Solidbody electric guitar with one single-piece neck construction. The Fender Stratocaster, also called the Strat, is an acoustic model of electric bass guitar designed by Leo Fender, Bill Carson, George Fender and Freddie Tavares in early 1952. The Fender Stratocaster has consistently been made by the Fender Musical Instruments Corporation ever since. Though it has changed slightly through the years (staying true to the original Strat design), it retains the unique Stratocaster guitar sound.
The body of the Fender Stratocaster is made of two-piece maple neck and the body is finished with oily acrylic lacquer or Sunburst lacquer. A two-piece neck allows it to be used as a regular electric guitar and fitted with pickguards and ferrules that can be glued on to a standard neck stock. The Stratocaster has a shallow truss rod and large bolt-on body corners. It uses the same "pebble-head" head profile as other Strat models.
The standard Stratocaster has six single-coil pickups. Other models have a humbucker at the bridge which is wired to one single-coil Stratocaster pickups, a tone control with volume and tone knobs, a tremolo bar, and either a blade humbucker or a single coil tremolo. The twelve string guitar has a special nut and saddle made by Fender for the single-coil Stratocaster. The twelve string guitar also contains two vintage-style whammy bars. The electronics are housed in a black ash body.
The body of the Fender Stratocaster features three chrome-plated gold plated magnets. There are also silver-plated magnets. A push-piece is included with the guitar for tuning. This model uses the Fender Tune-Bore and tremolo system.

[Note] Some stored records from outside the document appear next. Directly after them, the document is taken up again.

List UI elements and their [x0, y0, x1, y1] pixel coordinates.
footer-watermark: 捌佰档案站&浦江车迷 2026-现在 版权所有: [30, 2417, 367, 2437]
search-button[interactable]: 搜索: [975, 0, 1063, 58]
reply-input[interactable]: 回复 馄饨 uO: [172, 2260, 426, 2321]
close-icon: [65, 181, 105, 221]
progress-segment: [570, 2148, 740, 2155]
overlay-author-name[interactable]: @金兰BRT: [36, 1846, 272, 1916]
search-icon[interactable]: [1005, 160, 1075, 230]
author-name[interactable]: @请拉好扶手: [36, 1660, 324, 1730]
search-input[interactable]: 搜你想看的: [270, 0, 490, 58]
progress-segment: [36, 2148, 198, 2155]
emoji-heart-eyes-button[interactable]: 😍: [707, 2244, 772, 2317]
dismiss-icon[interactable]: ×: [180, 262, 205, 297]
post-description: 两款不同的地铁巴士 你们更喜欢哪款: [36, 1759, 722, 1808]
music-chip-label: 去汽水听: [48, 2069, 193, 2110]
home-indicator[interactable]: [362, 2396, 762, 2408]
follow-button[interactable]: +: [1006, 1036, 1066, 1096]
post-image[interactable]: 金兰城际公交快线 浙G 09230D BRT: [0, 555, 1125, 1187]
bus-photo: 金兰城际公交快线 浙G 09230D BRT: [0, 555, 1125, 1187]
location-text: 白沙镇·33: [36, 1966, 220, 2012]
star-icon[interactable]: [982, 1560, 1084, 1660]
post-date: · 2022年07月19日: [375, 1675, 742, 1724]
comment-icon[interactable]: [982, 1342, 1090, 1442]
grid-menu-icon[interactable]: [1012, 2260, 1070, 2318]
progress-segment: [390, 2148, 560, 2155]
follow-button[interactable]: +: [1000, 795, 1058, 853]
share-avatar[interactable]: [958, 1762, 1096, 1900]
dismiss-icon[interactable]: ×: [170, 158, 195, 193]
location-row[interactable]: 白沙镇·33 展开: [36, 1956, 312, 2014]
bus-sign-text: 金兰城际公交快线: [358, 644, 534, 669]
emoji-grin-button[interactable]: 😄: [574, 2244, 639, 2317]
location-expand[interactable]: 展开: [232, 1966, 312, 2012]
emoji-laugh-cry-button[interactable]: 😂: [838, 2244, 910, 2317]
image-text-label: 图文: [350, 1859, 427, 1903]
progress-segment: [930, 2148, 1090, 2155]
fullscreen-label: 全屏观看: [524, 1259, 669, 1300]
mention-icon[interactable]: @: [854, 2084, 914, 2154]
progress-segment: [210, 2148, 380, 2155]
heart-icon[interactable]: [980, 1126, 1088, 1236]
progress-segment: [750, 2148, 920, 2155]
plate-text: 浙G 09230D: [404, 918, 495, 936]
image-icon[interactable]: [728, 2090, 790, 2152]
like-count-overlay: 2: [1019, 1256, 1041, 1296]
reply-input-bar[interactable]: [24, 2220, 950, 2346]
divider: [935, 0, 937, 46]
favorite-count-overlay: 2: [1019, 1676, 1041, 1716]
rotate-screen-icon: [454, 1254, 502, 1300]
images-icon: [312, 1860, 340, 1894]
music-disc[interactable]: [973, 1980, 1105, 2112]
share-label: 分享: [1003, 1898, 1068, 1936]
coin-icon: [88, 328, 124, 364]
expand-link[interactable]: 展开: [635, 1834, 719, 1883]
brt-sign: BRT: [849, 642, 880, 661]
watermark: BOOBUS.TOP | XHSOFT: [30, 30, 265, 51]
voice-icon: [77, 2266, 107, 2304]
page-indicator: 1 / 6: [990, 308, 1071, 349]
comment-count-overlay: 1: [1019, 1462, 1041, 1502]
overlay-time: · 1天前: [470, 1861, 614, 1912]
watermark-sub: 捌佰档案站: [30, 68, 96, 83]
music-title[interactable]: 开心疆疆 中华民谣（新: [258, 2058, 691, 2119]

The basic design of the Fender Stratocaster keeps it looking very traditional with a round neck shape and a rectangular body. Occasionally there are even a couple of waves on the top. One difference between the Stratocaster and other models of strats is the shape of the headstock. The headstock of a Fender Strat has been sanded and alder cut to precision, much like a shingle roof.
In addition to alder on the front of the Fender Stratocaster's headstock, the wood is painted a light gray. Many early Stratocasters had a white sunburst on the side of the neck, but many later models do not. The guitar's body is made of a thick nylon strap over a heavy brass neck. Fender has used various shapes and styles of guitar strings, but their basses tend to have the aluminum frets. Fender recommends using medium gauge strings. The bridge on the Fender Stratocaster also features two chrome-plated metal posts that are visible when the strap is adjusted.

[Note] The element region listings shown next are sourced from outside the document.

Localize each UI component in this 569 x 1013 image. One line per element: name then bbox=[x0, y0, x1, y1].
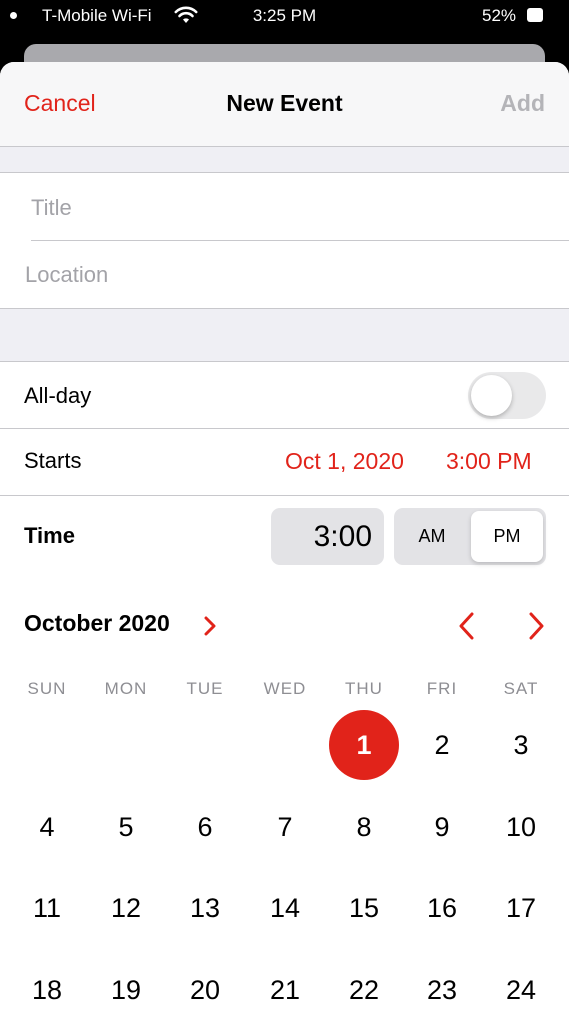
starts-label: Starts bbox=[24, 448, 82, 473]
calendar-day[interactable]: 9 bbox=[407, 792, 477, 862]
calendar-day[interactable]: 20 bbox=[170, 955, 240, 1013]
weekday-label: SAT bbox=[503, 679, 539, 698]
calendar-day[interactable]: 24 bbox=[486, 955, 556, 1013]
calendar-day[interactable]: 23 bbox=[407, 955, 477, 1013]
new-event-sheet: Cancel New Event Add Title Location All-… bbox=[0, 62, 569, 1013]
calendar-day[interactable]: 21 bbox=[250, 955, 320, 1013]
battery-percent: 52% bbox=[482, 6, 517, 25]
section-spacer bbox=[0, 147, 569, 173]
calendar-day[interactable]: 2 bbox=[407, 710, 477, 780]
page-title: New Event bbox=[226, 90, 343, 116]
weekday-label: MON bbox=[104, 679, 148, 698]
am-pm-segmented-control: AM PM bbox=[394, 508, 546, 565]
section-spacer bbox=[0, 308, 569, 362]
time-value: 3:00 bbox=[313, 520, 372, 553]
calendar-day[interactable]: 7 bbox=[250, 792, 320, 862]
starts-time-button[interactable]: 3:00 PM bbox=[446, 448, 532, 475]
weekday-label: TUE bbox=[186, 679, 224, 698]
cancel-button[interactable]: Cancel bbox=[24, 90, 96, 117]
location-row[interactable]: Location bbox=[0, 241, 569, 308]
previous-month-icon[interactable] bbox=[452, 610, 484, 642]
calendar-day[interactable]: 14 bbox=[250, 873, 320, 943]
next-month-icon[interactable] bbox=[520, 610, 552, 642]
calendar-day[interactable]: 3 bbox=[486, 710, 556, 780]
calendar-day[interactable]: 8 bbox=[329, 792, 399, 862]
calendar-day[interactable]: 6 bbox=[170, 792, 240, 862]
calendar-day[interactable]: 17 bbox=[486, 873, 556, 943]
calendar-day[interactable]: 13 bbox=[170, 873, 240, 943]
calendar-day[interactable]: 5 bbox=[91, 792, 161, 862]
title-field[interactable]: Title bbox=[31, 195, 72, 221]
weekday-label: FRI bbox=[426, 679, 458, 698]
pm-segment[interactable]: PM bbox=[471, 511, 543, 562]
calendar-day[interactable]: 22 bbox=[329, 955, 399, 1013]
starts-date-button[interactable]: Oct 1, 2020 bbox=[285, 448, 404, 475]
calendar-day[interactable]: 10 bbox=[486, 792, 556, 862]
battery-icon bbox=[527, 8, 543, 22]
allday-label: All-day bbox=[24, 383, 92, 408]
toggle-knob bbox=[471, 375, 512, 416]
time-label: Time bbox=[24, 523, 75, 548]
calendar-day-selected[interactable]: 1 bbox=[329, 710, 399, 780]
weekday-label: WED bbox=[263, 679, 307, 698]
status-bar: T-Mobile Wi-Fi 3:25 PM 52% bbox=[0, 0, 569, 34]
weekday-label: THU bbox=[345, 679, 383, 698]
weekday-label: SUN bbox=[27, 679, 67, 698]
add-button[interactable]: Add bbox=[500, 90, 545, 117]
allday-toggle[interactable] bbox=[468, 372, 546, 419]
am-segment[interactable]: AM bbox=[394, 508, 470, 565]
calendar-day[interactable]: 18 bbox=[12, 955, 82, 1013]
month-year-button[interactable]: October 2020 bbox=[24, 610, 170, 637]
calendar-day[interactable]: 4 bbox=[12, 792, 82, 862]
starts-row[interactable]: Starts Oct 1, 2020 3:00 PM bbox=[0, 429, 569, 495]
divider bbox=[0, 495, 569, 496]
time-input[interactable]: 3:00 bbox=[271, 508, 384, 565]
title-row[interactable]: Title bbox=[0, 174, 569, 241]
location-field[interactable]: Location bbox=[25, 262, 108, 288]
calendar-day[interactable]: 15 bbox=[329, 873, 399, 943]
calendar-day[interactable]: 19 bbox=[91, 955, 161, 1013]
calendar-day[interactable]: 11 bbox=[12, 873, 82, 943]
navigation-bar: Cancel New Event Add bbox=[0, 62, 569, 147]
calendar-day[interactable]: 16 bbox=[407, 873, 477, 943]
chevron-right-icon[interactable] bbox=[203, 616, 217, 636]
calendar-day[interactable]: 12 bbox=[91, 873, 161, 943]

The middle pickups in the Fender Stratocaster are located in the area between the sound hole and the pickup in the bridge. Unlike the bridge, which is actually part of the body, the middle pickups are actually mounted on the edges of the neck. The magnets which hold the magnet in place in the middle of the guitar are attached to these posts. The Fender Stratocaster uses what is known as humbucker pickups, but they are different than most guitars which use single coil pickups. The Stratocaster utilizes two magnets for its humbucker pickups rather than one.

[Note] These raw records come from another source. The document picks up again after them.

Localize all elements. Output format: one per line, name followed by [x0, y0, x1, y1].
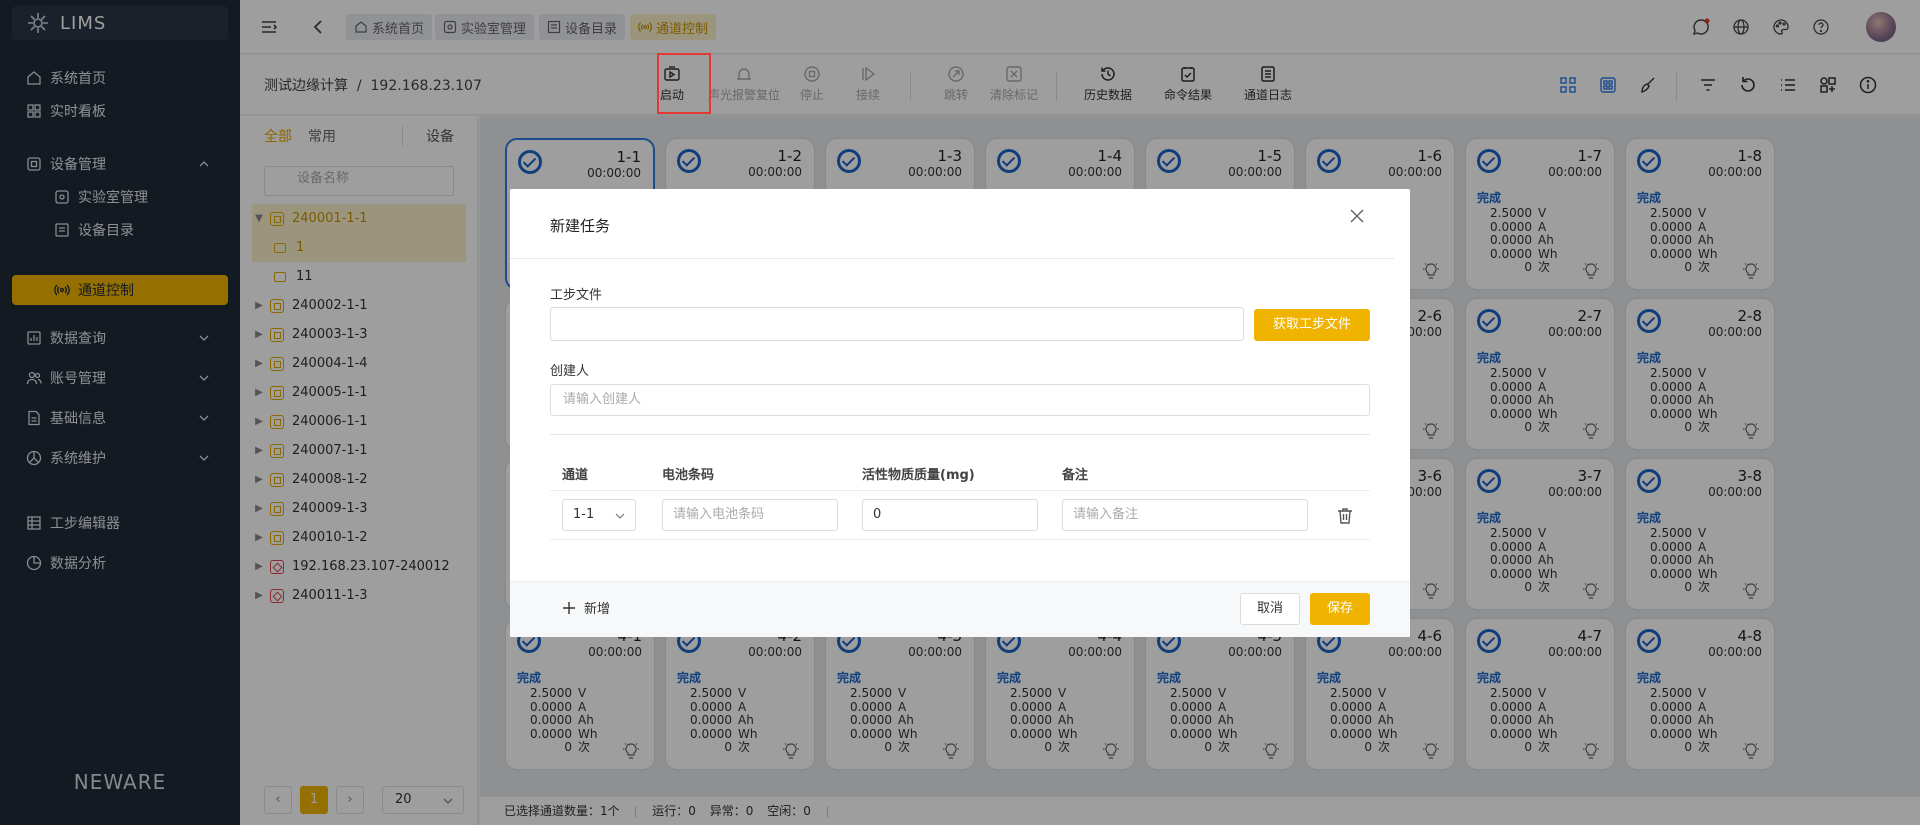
mass-input[interactable]: 0	[862, 499, 1038, 531]
chevron-down-icon	[615, 513, 625, 519]
remark-input[interactable]: 请输入备注	[1062, 499, 1308, 531]
add-row-button[interactable]: 新增	[562, 598, 610, 617]
get-step-file-button[interactable]: 获取工步文件	[1254, 309, 1370, 341]
col-header-remark: 备注	[1062, 468, 1089, 483]
creator-placeholder: 请输入创建人	[563, 392, 642, 407]
close-icon[interactable]	[1348, 207, 1366, 225]
dialog-header: 新建任务	[510, 189, 1394, 259]
channel-select[interactable]: 1-1	[562, 499, 636, 531]
col-header-barcode: 电池条码	[662, 468, 715, 483]
creator-label: 创建人	[550, 364, 590, 379]
step-file-label: 工步文件	[550, 288, 603, 303]
col-header-mass: 活性物质质量(mg)	[862, 468, 975, 483]
dialog-title: 新建任务	[550, 217, 611, 235]
mass-value: 0	[873, 507, 882, 522]
table-header-border	[550, 490, 1370, 491]
table-row-border	[550, 539, 1370, 540]
add-label: 新增	[584, 602, 611, 617]
barcode-placeholder: 请输入电池条码	[673, 507, 765, 522]
start-button-highlight	[657, 53, 711, 114]
save-button[interactable]: 保存	[1310, 593, 1370, 625]
new-task-dialog: 新建任务 工步文件 获取工步文件 创建人 请输入创建人 通道 电池条码 活性物质…	[510, 189, 1410, 637]
remark-placeholder: 请输入备注	[1073, 507, 1139, 522]
step-file-input[interactable]	[550, 307, 1244, 341]
cancel-button[interactable]: 取消	[1240, 593, 1300, 625]
divider	[550, 434, 1370, 435]
barcode-input[interactable]: 请输入电池条码	[662, 499, 838, 531]
col-header-channel: 通道	[562, 468, 589, 483]
delete-icon[interactable]	[1336, 507, 1354, 525]
dialog-footer: 新增 取消 保存	[510, 581, 1410, 637]
creator-input[interactable]: 请输入创建人	[550, 384, 1370, 416]
plus-icon	[563, 601, 575, 614]
channel-value: 1-1	[573, 507, 595, 522]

When comparing guitars, you'll notice that Fender produces not only the classic Stratocaster but a much wider range of models, including the Deluxe, Vintage, and Sunburst Stratocasters. All of these models use the same styling and have been designed to perform well. The biggest difference between the Stratocaster and other models is the guitar's body style. A Stratocaster is generally considered to be a "probational" guitar, because it makes use of finger picking. However, many guitarists who play the instrument casually claim that the Stratocaster is very pleasurable to play because of its distinctive sound.